Thursday, 22 August 2013
Out of my comfort zone
I've never been much of a traveller, unlike my husband who recently went trekking in the jungle. "If I don't do it now," he pointed out, "when will I do it?" In his mid-sixties, it sounded like a reasonable question, on the face of it.... although you can probably guess my answer!
He touched on the crux of the travel bug. People who visit far flung places are often exploring their own limits. Where some of us occasionally take a tentative step outside our 'comfort zones', others take huge leaps, just to see what happens. Most of the time, it works out fine. There are occasional horror stories, but statistically we are at greater risk of accidents in our own homes, more likely to crash in a car than an aeroplane.
A friend of mine travelled half way round the world to see an Eastern guru, consulted by millions of devotees.

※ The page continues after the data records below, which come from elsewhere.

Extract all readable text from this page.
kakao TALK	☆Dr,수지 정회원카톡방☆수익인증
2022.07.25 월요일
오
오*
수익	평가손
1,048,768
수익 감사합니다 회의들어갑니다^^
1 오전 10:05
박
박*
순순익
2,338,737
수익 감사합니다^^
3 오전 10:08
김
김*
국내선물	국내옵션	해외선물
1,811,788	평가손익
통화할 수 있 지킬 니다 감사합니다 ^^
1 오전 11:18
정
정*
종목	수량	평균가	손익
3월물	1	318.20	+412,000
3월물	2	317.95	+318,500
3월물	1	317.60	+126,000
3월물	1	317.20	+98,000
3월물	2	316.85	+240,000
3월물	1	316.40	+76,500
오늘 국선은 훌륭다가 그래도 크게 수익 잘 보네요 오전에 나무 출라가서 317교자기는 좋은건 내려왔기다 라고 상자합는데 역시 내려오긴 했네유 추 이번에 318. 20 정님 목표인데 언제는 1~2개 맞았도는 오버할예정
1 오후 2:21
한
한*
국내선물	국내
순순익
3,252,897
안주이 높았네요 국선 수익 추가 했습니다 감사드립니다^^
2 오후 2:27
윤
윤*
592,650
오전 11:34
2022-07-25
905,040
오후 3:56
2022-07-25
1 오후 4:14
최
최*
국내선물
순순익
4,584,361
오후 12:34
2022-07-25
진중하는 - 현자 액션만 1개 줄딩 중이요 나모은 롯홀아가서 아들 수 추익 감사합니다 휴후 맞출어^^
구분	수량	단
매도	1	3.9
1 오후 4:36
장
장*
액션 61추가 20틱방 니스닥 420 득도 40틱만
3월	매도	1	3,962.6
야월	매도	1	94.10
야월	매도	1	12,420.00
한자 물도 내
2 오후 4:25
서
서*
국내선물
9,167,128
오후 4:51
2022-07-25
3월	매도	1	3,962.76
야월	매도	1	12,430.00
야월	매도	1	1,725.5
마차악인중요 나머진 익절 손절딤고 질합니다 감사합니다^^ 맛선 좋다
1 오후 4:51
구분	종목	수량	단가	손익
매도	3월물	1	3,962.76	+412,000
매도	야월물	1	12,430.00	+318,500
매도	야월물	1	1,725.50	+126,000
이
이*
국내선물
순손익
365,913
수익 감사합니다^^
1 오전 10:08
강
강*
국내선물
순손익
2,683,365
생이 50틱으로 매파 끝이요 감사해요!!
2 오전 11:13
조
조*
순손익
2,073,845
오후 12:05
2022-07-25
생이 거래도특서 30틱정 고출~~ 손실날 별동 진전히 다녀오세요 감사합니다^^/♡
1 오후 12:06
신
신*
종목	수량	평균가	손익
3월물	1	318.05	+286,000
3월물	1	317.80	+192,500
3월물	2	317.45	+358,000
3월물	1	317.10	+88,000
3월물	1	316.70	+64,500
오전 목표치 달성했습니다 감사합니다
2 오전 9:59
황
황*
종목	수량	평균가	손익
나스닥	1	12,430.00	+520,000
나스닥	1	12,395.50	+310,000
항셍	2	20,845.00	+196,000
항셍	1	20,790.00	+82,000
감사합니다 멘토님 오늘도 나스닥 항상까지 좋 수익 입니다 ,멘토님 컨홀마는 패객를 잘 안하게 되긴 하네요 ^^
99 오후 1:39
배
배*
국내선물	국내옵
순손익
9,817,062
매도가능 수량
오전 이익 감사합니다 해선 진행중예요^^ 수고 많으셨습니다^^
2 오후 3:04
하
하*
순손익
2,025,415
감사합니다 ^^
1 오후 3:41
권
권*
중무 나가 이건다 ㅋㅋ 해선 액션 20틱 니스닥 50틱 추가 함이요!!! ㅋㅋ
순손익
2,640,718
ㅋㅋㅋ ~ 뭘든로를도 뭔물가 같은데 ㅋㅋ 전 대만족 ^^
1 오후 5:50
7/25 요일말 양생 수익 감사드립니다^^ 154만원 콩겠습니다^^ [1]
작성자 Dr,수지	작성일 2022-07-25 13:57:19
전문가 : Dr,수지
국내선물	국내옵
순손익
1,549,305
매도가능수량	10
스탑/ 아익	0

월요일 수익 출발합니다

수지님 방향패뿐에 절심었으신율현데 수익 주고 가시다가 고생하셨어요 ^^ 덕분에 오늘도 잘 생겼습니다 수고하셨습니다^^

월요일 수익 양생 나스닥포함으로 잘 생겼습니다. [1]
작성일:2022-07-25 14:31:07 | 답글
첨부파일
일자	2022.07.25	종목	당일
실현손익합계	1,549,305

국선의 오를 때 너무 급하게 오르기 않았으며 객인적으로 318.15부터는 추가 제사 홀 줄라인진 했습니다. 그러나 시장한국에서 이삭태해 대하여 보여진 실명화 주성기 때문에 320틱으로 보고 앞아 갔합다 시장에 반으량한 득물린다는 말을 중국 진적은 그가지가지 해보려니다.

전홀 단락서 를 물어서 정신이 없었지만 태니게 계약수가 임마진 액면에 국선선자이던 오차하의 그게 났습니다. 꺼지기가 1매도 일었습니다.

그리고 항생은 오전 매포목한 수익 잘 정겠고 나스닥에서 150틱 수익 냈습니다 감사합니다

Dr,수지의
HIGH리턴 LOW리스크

The guru asked my friend, "What do you expect to find here that you can't find at home?" Wise words, but perhaps they miss the point. Physical travel can be a means of testing ourselves, challenging our ability to cope in new situations.
My husband is constantly bemused by my phobia of getting lost. He's right, of course. English speaking adults are never so lost in a maze of London streets that they never reappear. (I remind myself of this whenever I'm going somewhere new in London, alone, so please don't contradict me!)

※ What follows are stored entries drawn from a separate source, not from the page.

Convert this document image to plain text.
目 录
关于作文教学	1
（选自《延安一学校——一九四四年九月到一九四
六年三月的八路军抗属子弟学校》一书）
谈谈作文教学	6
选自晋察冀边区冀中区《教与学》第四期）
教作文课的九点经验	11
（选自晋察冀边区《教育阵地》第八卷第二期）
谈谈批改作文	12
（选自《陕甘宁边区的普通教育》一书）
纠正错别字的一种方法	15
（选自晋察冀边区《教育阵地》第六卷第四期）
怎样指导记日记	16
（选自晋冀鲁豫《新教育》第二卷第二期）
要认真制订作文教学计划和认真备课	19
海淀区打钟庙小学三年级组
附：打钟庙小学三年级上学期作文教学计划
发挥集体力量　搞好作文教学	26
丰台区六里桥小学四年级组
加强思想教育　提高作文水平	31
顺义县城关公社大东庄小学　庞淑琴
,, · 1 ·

Perhaps we all have our own ways of 'finding ourselves.' For many people, it can be a profound or spiritual journey, but for some of us it's just a little more prosaic, and often closer to home. Most people would be slightly nervous about their first filmed interview. I was so relieved to find the place, the interview barely entered my mind beforehand. After downloading a map, and asking directions at the station, I still needed step by step telephone directions from my marketing manager (who ended up running down the street, arms waving, to 'find' me).
My bag is packed, ready to fly off to Skyros. Everyone keeps telling me it will be fabulous, and I know they're right. It's a beautiful place. I'll be teaching at The Guardian's Number 1 writing holiday. My course is fully booked. But I'm anxious about reaching my destination... and then I have to get back home again... Still, if I don't go now, when will I go?